Many readers of this blog know about the Content Translation initiative. This project, developed by the Language Engineering team of the Wikimedia Foundation, brings together machine translation and rich text editing to provide a quick method to create Wikipedia articles by translating them from another language.
Content Translation uses Apertium as its machine translation back-end. Apertium is a freely licensed open source project and was our first choice for this stage of development. The first version of Content Translation focused on the Spanish-Catalan language pair, and one of the reasons for this choice was the maturity of Apertium’s machine translation for those languages.
However, with growing needs to support more language pairs in the newer versions of Content Translation, it became essential that the machine translation continue to be reliable, and that the back-end be stable and up-to-date. To ensure this stability, we needed to use the latest updates released by the Apertium upstream project maintainers, and we needed to use Apertium as a separate service. Prior to this set-up, the Apertium service was being provided from within the Content Translation server (cxserver).
The Content Translation tool is currently hosted on Wikimedia’s beta servers. To set up the independent Apertium service, it was important to use the latest released stable packages from Apertium, but they were not available for the current versions of Ubuntu and Debian. This became a significant blocker, because use of third party package repositories is not recommended for Wikimedia’s server environments.
After discussion with Wikimedia’s Operations team and Apertium project maintainers, it was decided that the Apertium packages would be built for the Wikimedia repository. In addition to the Apertium base packages, individual packages for supporting the language pairs and other service packages were built, tested and included in the Wikimedia repository. Alexandros Kosiaris (from the Wikimedia Operations team), reviewed and merged these packages and the patches for their inclusion in the repository. The Apertium service was then puppetized for easy configuration and management on the Wikimedia beta cluster.
Meanwhile, to make Apertium more accessible for Ubuntu and Debian users, Kartik Mistry (from the Wikimedia Language Engineering team) also started working closely with the Apertium project maintainers, to make sure that the Debian packages were up-to-date in the main repository.
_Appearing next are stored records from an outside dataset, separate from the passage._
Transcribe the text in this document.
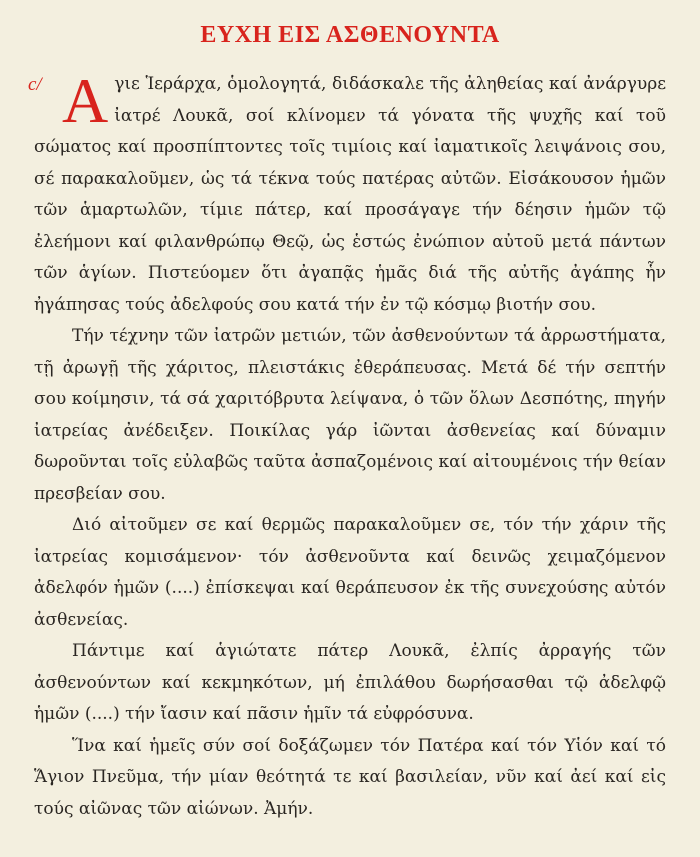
ΕΥΧΗ ΕΙΣ ΑΣΘΕΝΟΥΝΤΑ

c/ Α γιε Ἱεράρχα, ὁμολογητά, διδάσκαλε τῆς ἀληθείας καί ἀνάργυρε ἰατρέ Λουκᾶ, σοί κλίνομεν τά γόνατα τῆς ψυχῆς καί τοῦ σώματος καί προσπίπτοντες τοῖς τιμίοις καί ἰαματικοῖς λειψάνοις σου, σέ παρακαλοῦμεν, ὡς τά τέκνα τούς πατέρας αὐτῶν. Εἰσάκουσον ἡμῶν τῶν ἁμαρτωλῶν, τίμιε πάτερ, καί προσάγαγε τήν δέησιν ἡμῶν τῷ ἐλεήμονι καί φιλανθρώπῳ Θεῷ, ὡς ἑστώς ἐνώπιον αὐτοῦ μετά πάντων τῶν ἁγίων. Πιστεύομεν ὅτι ἀγαπᾷς ἡμᾶς διά τῆς αὐτῆς ἀγάπης ἧν ἠγάπησας τούς ἀδελφούς σου κατά τήν ἐν τῷ κόσμῳ βιοτήν σου.

Τήν τέχνην τῶν ἰατρῶν μετιών, τῶν ἀσθενούντων τά ἀρρωστήματα, τῇ ἀρωγῇ τῆς χάριτος, πλειστάκις ἐθεράπευσας. Μετά δέ τήν σεπτήν σου κοίμησιν, τά σά χαριτόβρυτα λείψανα, ὁ τῶν ὅλων Δεσπότης, πηγήν ἰατρείας ἀνέδειξεν. Ποικίλας γάρ ἰῶνται ἀσθενείας καί δύναμιν δωροῦνται τοῖς εὐλαβῶς ταῦτα ἀσπαζομένοις καί αἰτουμένοις τήν θείαν πρεσβείαν σου.

Διό αἰτοῦμεν σε καί θερμῶς παρακαλοῦμεν σε, τόν τήν χάριν τῆς ἰατρείας κομισάμενον· τόν ἀσθενοῦντα καί δεινῶς χειμαζόμενον ἀδελφόν ἡμῶν (....) ἐπίσκεψαι καί θεράπευσον ἐκ τῆς συνεχούσης αὐτόν ἀσθενείας.

Πάντιμε καί ἁγιώτατε πάτερ Λουκᾶ, ἐλπίς ἀρραγής τῶν ἀσθενούντων καί κεκμηκότων, μή ἐπιλάθου δωρήσασθαι τῷ ἀδελφῷ ἡμῶν (....) τήν ἴασιν καί πᾶσιν ἡμῖν τά εὐφρόσυνα.

Ἵνα καί ἡμεῖς σύν σοί δοξάζωμεν τόν Πατέρα καί τόν Υἱόν καί τό Ἅγιον Πνεῦμα, τήν μίαν θεότητά τε καί βασιλείαν, νῦν καί ἀεί καί εἰς τούς αἰῶνας τῶν αἰώνων. Ἀμήν.
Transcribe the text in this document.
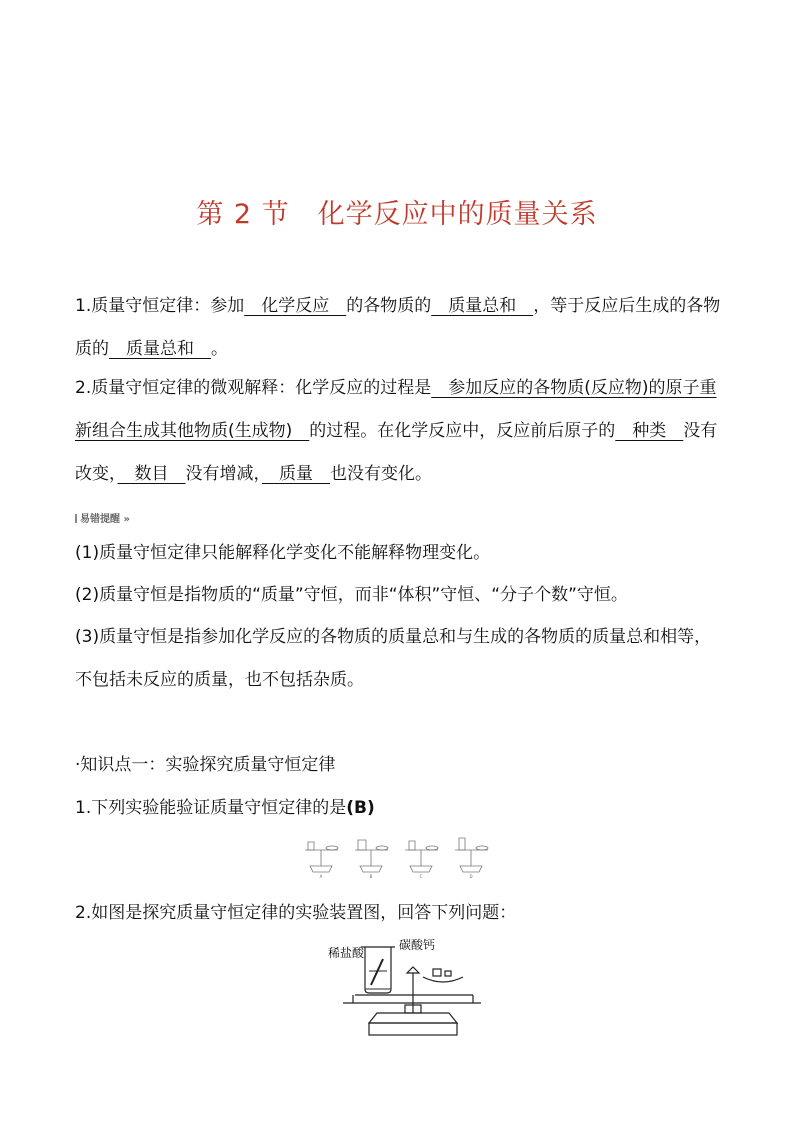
第 2 节　化学反应中的质量关系
1.质量守恒定律：参加　化学反应　的各物质的　质量总和　，等于反应后生成的各物质的　质量总和　。
2.质量守恒定律的微观解释：化学反应的过程是　参加反应的各物质(反应物)的原子重新组合生成其他物质(生成物)　的过程。在化学反应中，反应前后原子的　种类　没有改变，　数目　没有增减，　质量　也没有变化。
易错提醒 »
(1)质量守恒定律只能解释化学变化不能解释物理变化。
(2)质量守恒是指物质的“质量”守恒，而非“体积”守恒、“分子个数”守恒。
(3)质量守恒是指参加化学反应的各物质的质量总和与生成的各物质的质量总和相等，不包括未反应的质量，也不包括杂质。
·知识点一：实验探究质量守恒定律
1.下列实验能验证质量守恒定律的是(B)
A	B	C	D
2.如图是探究质量守恒定律的实验装置图，回答下列问题：
稀盐酸
碳酸钙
Going forward, once the updated packages are included in Ubuntu’s next Long Term Support (LTS) version, we plan to remove these packages from the internal Wikimedia repository.
The Content Translation tool has since been updated and now supports Catalan, Portuguese and Spanish machine translation, using the updated Apertium service through cxserver. We hope our users will benefit from the faster and more reliable translation experience.
We would like to thank Tino Didriksen, Francis Tyers and Kevin Brubeck Unhammer from the Apertium project, and Alexandros Kosiaris and Antoine Musso from the Wikimedia Operations and Release Engineering teams respectively, for their continued support and guidance.